Answer 2: we’re still doing machines, so what’s the best for avoiding data leakage and the big AIs? There’s only one solution I’ve played with here, which is Whishper – it’s a local-only large language model for audio-to-text (so your data stays where it should – in your hands). There’s a bit of messing around to install it locally, but this isn’t especially complicated. The issue is that both its speed and accuracy are resource dependent – if you have lots of processing power (and a graphics processing unit might help), plus you can store the largest language model locally, you’ll get better results. That’s inherent to how AI works, though, you’re just doing that work on your own hardware. And remember: there’s still an error rate! In English, that averages about 4% on this model with larger language model.

Literature searching

Paid-for platforms in academic literature are at the root of the grotesque academic publishing industry. I’ve worked with a fabulous group recently to establish a new journal founded on egalitarian, open access, peer review, and accessibility principles – but this is only one field. Unfortunately there are no immediate solutions to this systemic problem, and even open access tools can only index what is there. That said, there are some great indexing tools. Elsevier runs the paid-for industry standard ‘Scopus’, and many academics maintain an Elsevier boycott. Semantic Scholar is non-profit and free to use. It isn’t open source, but the free versions of Lens offer full function for patent and literature searching.

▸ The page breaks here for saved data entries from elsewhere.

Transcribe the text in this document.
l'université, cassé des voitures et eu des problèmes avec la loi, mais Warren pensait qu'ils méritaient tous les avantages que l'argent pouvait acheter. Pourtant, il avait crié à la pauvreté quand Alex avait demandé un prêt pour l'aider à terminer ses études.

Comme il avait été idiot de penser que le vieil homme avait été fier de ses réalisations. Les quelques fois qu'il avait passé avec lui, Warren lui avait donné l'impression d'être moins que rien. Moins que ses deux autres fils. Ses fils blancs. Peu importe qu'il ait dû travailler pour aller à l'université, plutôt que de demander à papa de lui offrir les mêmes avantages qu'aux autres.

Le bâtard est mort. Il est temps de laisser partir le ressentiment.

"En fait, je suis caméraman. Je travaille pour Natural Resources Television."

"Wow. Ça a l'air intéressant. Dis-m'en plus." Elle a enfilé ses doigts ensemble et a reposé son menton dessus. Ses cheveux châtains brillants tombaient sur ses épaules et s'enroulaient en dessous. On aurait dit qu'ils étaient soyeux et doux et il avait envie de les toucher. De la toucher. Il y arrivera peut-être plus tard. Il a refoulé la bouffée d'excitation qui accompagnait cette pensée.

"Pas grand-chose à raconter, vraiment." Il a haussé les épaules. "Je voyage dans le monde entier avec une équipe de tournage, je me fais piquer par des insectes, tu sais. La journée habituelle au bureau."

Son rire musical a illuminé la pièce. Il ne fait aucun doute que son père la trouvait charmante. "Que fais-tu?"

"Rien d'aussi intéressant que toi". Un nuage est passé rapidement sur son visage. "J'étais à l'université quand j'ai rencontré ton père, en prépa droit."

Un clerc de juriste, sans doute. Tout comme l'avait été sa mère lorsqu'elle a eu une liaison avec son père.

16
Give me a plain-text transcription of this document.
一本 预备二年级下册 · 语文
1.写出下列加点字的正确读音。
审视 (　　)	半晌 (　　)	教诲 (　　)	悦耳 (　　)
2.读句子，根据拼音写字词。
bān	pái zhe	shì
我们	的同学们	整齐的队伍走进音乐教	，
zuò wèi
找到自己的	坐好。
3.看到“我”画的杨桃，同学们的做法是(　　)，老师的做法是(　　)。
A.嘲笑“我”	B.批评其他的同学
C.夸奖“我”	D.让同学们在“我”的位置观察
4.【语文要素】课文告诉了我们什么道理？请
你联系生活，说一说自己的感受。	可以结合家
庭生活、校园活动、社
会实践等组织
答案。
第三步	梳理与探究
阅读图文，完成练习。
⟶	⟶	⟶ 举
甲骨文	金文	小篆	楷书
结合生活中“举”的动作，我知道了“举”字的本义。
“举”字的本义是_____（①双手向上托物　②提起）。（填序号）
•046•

Try Citation Gecko for a way to visualise relevant literature as a web of interconnecting knowledge (what, at its best, academic literature ought to be). ‘Connected papers’ and ‘Litmaps’ offer similar things, but with a pricing model (with a free basic option). This is a great way of finding where the relevant arguments are, even though in reality it’s just a neat way of visualising citation links. Students: This is a nifty visual reminder that academic papers do not stand alone – your reviewing should ask ‘what is missing? Where can I contribute? Who dis/agrees with whom’ not ‘which single paper agrees with me?’.